By Dave Simpson, Cowboy State Daily columnist
Some swell thoughts and observations as the process of selecting the leader of the free world careens through the primary election stage:
– The fresh young face, the guy full of pep and get-up-and-go, this election year is now President Donald J. Trump, at a callow 73 years old.
Our go-go president, whipping up big crowds at the drop of a Make America Great Again hat, has now dislodged Mayor Pete Buttigieg as the only viable youngster in the race, no doubt attracting the support of woke young people everywhere.
“We don’t want some old guy,” young people are no doubt saying. “We want the guy who’s only 73!”

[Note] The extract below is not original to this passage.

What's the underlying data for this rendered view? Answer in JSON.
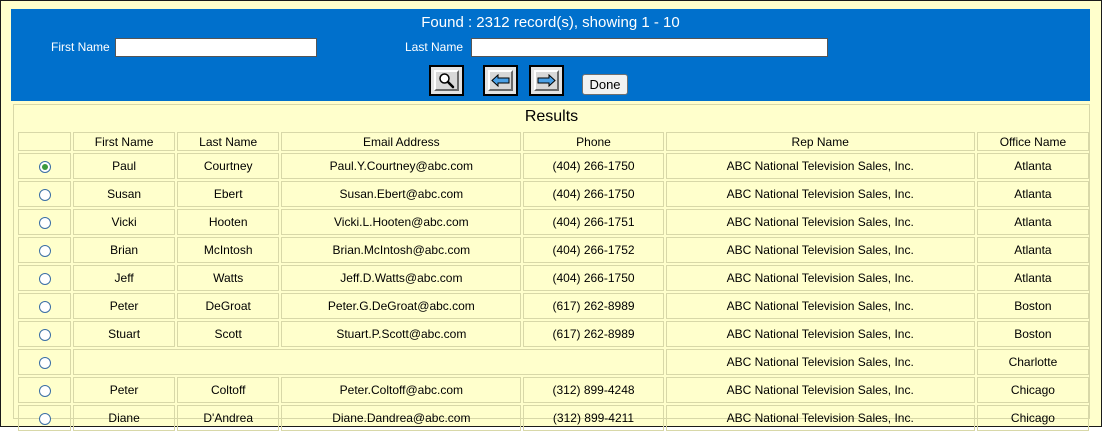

This comes as Joe Biden, who is 77, has established himself as the Comeback Septuagenarian, launching into angry, finger-pointing screeds at those who dare doubt his inevitability, like an old guy yelling at kids to get off his lawn. Let him talk long enough, and he’ll get to the word salad stage, sputtering random, disconnected words, and it becomes a do-it-yourself project figuring out what the ding-dong heck Joe is trying to say this time.
(Don’t believe me? Here’s what Biden said in Texas: “We hold these truths to be self evident. All men and women created by, you know, you know, the thing.” If Joe is elected, all we can do is pray and put our fate in the hands of “you know, you know, The Thing.”)
And then, at 78, we have Democratic Socialist Bernie Sanders, who gesticulates wildly like Elizabeth Warren, shooting out his arms when giving a speech, then wiggling his hands like he’s writing a big check in the air. (We don’t have to make payment on Bernie’s big air checks, at least for now.)
Bernie keeps pointing out what’s right about Cuba and Fidel, making folks out here in Flyover Country ask, “What’s THAT all about?”
Biden and Sanders would be octogenarians by the time they finished the term of office they now seek. Which makes a late-term sexagenarian (not as sexy as it sounds) like me wonder if they haven’t pondered the joys of a senior-discount morning coffee group at McDonalds, with a bunch of retired guys their own age. Why deprive yourself of retirement into your 80s? Who needs the stress of being leader of the free world?
Haven’t they ever walked into a room and forgotten what they came there to get? Of course, if you’re president, the guy with the nuclear launch codes follows you around, and he could remind you what you came there to get. So, there’s that. And you have plenty of doctors and nurses around, in case a rotator cuff or knee goes bad on you.
I’m going with young and energetic Donald Trump. I don’t want to hear about the virtues of Cuba from Bernie, or seek guidance from “The Thing” to figure out what Joe Biden is saying this time.
I look at this as a youth movement.
– Farmers everywhere in our great country, who grow the food on our tables, are no doubt having a good laugh now that Michael “Call me Mike” Bloomberg dropped out of the presidential race after spending $500 million to secure a grand total of four delegate votes (from American Samoa).
You’ll recall that Bloomberg told a gathering a few years back that it doesn’t take much “gray matter” to be a farmer. All you do is make a hole, put a seed in it, cover it up, water it, and you get corn.
Well, I spent some years in the fabulously fertile farm country of Central Illinois – home of the best soil on planet Earth – and I could have told Michael/Mike that he was seriously underestimating the gray matter of farmers. They have to be mechanics, biologists, chemists, truck drivers, money managers, economists, savvy gamblers, and more, to succeed in a brutal business in which a late spring, bugs, lack of rain, too much rain, low prices, or a long list of other factors can spell disaster.
Michael/Mike thinks he’s smarter than a farmer. But I know of no farmer who ever spent $500 million and only managed to get four plants to sprout.